Мне по-прежнему хочется, чтобы Элис ушла и оставила меня наедине с моим креслом, темнотой и бесконечной вереницей паромов и грузовых кораблей за окном. Это за них мы сражаемся на Марсе.
— Я тоже хочу, чтобы здесь был Джо, — мягко говорит Элис, — или другой космодесантник, который поймет, через что ты прошел. Потому что для меня это непосильная задача, я знаю. И я ни за что на свете не согласилась бы очутиться в твоей шкуре.

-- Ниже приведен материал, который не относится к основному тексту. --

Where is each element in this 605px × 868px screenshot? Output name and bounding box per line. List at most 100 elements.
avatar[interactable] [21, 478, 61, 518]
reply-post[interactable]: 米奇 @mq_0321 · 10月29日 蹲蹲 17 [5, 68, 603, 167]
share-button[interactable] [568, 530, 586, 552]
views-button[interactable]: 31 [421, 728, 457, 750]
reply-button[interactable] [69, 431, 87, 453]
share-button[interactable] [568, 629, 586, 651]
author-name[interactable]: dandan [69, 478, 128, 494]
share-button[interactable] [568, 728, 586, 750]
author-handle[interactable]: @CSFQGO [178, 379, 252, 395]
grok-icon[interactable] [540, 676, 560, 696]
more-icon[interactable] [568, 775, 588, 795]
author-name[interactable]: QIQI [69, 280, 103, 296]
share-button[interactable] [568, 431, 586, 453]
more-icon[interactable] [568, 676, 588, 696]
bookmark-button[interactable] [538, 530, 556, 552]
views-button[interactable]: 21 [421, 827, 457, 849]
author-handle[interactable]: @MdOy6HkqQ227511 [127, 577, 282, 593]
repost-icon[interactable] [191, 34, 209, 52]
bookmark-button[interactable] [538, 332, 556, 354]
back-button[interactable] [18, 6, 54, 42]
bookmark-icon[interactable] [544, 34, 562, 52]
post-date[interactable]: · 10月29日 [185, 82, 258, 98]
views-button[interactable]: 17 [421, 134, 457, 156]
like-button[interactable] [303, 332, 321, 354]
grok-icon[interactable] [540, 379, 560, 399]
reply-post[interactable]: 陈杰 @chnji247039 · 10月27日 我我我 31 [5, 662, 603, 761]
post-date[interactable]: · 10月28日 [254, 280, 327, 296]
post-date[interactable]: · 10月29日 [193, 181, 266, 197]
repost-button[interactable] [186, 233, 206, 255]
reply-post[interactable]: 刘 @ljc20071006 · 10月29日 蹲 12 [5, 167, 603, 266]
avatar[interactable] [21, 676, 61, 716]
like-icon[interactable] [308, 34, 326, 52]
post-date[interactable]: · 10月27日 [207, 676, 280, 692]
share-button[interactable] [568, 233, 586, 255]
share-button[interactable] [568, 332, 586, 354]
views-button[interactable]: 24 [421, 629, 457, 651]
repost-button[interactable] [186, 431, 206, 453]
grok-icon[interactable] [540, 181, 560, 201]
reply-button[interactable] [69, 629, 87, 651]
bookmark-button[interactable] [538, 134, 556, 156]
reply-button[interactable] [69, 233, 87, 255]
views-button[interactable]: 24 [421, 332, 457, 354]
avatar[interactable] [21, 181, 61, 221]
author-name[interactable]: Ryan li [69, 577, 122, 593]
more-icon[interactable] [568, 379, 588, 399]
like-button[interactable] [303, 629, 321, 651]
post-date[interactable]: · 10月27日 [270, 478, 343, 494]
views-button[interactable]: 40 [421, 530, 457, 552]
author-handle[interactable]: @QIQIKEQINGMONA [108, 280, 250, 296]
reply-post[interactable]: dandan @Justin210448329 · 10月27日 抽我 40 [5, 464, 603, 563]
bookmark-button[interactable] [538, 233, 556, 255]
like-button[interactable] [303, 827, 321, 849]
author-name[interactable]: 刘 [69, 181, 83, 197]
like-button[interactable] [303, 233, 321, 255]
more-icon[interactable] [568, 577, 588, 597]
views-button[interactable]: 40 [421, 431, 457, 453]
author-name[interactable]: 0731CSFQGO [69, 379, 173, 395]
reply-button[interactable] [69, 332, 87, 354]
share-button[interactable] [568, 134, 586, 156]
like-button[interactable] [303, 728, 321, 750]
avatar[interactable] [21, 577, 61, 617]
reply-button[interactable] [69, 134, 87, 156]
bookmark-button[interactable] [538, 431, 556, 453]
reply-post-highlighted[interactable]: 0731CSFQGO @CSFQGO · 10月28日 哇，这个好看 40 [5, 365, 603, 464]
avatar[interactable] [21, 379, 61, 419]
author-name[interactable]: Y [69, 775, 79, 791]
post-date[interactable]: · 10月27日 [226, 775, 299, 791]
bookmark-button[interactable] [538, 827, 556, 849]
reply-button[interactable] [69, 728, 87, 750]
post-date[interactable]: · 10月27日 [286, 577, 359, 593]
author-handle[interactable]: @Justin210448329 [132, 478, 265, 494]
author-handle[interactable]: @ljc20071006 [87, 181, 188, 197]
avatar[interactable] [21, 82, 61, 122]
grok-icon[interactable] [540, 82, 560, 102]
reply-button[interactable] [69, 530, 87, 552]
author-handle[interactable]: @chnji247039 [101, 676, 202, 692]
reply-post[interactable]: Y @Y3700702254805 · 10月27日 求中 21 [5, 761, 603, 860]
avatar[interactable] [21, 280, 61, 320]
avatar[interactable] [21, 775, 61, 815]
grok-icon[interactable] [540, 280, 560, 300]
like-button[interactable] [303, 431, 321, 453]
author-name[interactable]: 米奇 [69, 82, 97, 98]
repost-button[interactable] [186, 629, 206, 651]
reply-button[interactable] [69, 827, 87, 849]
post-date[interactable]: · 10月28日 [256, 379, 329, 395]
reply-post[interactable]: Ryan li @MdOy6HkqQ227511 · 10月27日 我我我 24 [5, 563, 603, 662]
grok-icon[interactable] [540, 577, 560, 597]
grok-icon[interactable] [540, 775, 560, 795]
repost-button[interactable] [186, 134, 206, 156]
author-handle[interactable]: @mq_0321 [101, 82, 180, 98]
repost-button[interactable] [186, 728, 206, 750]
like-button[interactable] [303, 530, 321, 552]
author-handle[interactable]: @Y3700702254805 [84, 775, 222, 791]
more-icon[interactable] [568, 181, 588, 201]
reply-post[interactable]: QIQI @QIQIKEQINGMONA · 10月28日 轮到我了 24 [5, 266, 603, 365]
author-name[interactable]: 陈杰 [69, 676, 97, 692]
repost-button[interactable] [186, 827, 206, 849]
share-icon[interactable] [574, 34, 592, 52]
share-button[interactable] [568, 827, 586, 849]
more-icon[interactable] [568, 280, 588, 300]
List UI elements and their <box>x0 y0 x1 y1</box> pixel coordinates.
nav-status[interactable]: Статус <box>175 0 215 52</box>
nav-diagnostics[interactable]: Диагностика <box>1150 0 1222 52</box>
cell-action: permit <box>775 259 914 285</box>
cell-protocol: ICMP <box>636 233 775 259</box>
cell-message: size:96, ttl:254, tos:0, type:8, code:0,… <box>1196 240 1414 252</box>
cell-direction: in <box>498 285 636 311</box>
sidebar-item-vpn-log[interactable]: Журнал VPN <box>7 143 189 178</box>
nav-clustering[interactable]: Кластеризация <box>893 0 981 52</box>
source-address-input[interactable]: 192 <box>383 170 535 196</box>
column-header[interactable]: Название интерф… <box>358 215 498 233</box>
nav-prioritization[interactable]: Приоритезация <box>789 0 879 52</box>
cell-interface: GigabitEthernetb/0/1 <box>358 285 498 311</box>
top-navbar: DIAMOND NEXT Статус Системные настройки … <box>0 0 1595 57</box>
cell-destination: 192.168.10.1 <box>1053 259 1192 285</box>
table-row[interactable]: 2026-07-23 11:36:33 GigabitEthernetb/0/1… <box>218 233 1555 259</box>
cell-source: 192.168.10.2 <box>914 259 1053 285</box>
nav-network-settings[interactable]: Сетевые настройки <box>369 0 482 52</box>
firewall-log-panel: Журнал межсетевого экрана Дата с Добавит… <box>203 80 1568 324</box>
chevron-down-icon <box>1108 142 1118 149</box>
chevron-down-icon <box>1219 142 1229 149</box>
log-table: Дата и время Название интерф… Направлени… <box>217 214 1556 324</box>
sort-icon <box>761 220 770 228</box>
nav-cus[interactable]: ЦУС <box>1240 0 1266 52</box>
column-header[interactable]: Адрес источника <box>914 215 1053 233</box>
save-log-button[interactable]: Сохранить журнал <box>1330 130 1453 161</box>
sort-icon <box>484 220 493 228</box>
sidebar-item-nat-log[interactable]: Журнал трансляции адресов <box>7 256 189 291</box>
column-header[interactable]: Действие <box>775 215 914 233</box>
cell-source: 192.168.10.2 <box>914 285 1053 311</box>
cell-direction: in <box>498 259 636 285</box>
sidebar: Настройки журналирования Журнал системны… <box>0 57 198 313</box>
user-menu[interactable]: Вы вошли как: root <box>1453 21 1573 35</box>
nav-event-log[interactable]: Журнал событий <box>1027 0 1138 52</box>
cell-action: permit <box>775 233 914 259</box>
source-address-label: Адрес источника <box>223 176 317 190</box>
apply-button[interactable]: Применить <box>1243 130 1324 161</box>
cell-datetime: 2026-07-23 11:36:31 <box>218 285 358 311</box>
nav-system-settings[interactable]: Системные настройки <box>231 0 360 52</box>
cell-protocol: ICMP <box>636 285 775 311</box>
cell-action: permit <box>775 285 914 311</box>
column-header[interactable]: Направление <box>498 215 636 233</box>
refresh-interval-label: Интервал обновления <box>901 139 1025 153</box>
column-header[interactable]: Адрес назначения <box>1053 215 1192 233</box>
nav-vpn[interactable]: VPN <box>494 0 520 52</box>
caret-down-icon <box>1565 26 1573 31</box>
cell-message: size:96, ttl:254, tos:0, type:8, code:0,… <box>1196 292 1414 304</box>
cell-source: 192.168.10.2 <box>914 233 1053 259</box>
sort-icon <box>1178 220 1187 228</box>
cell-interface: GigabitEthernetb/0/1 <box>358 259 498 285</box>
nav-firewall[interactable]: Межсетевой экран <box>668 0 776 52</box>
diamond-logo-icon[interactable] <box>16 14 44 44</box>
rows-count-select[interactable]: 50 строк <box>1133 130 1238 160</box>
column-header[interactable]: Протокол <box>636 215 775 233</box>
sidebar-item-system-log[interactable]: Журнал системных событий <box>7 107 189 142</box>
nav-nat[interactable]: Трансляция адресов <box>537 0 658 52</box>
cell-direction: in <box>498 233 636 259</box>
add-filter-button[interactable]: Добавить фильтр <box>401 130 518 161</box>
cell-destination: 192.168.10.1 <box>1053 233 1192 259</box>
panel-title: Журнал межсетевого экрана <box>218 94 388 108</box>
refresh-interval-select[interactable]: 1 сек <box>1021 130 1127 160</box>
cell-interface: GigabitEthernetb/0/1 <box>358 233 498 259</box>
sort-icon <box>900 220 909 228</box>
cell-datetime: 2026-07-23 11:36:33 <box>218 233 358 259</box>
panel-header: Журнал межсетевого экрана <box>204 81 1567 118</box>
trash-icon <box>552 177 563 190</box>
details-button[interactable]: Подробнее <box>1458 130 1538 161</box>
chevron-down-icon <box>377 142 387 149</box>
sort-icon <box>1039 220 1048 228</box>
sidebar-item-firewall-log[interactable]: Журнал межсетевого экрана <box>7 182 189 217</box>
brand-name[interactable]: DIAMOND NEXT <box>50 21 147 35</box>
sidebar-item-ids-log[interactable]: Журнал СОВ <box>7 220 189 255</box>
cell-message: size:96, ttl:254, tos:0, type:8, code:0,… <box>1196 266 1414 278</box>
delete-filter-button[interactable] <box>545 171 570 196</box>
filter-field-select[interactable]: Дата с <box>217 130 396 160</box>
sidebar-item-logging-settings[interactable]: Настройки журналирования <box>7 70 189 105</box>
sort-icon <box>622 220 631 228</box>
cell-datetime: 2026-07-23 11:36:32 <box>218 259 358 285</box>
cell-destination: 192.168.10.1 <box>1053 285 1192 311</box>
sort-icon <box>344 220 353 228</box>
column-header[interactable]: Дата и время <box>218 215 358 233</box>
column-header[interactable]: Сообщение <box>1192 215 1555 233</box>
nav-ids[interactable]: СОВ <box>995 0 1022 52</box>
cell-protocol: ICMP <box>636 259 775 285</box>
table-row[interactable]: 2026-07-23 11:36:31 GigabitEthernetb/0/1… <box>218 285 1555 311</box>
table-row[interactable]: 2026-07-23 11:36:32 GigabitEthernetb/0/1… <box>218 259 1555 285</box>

Вполне честно. Я постепенно успокаиваюсь. Змеиный клубок не исчез, но немного притих.
Что касается другого…
Мои новые воспоминания одновременно и самые старые. Мне это нравится. Может, эти грандиозные, охватывающие все больше событий воспоминания принесут покой моей изломанной душе.
Элис не отрывает от меня глаз. Я ловлю себя на том, что это даже приятно. Мне нравится сидеть в кресле посреди роскошной серо-голубой квартиры, купленной на заработанные войной деньги, нравится, что взгляд этой красивой сексуальной женщины впивается в меня и держит под прицелом. У Элис есть внутренний стержень, и она вовсе не такая высокомерная, как кажется на первый взгляд.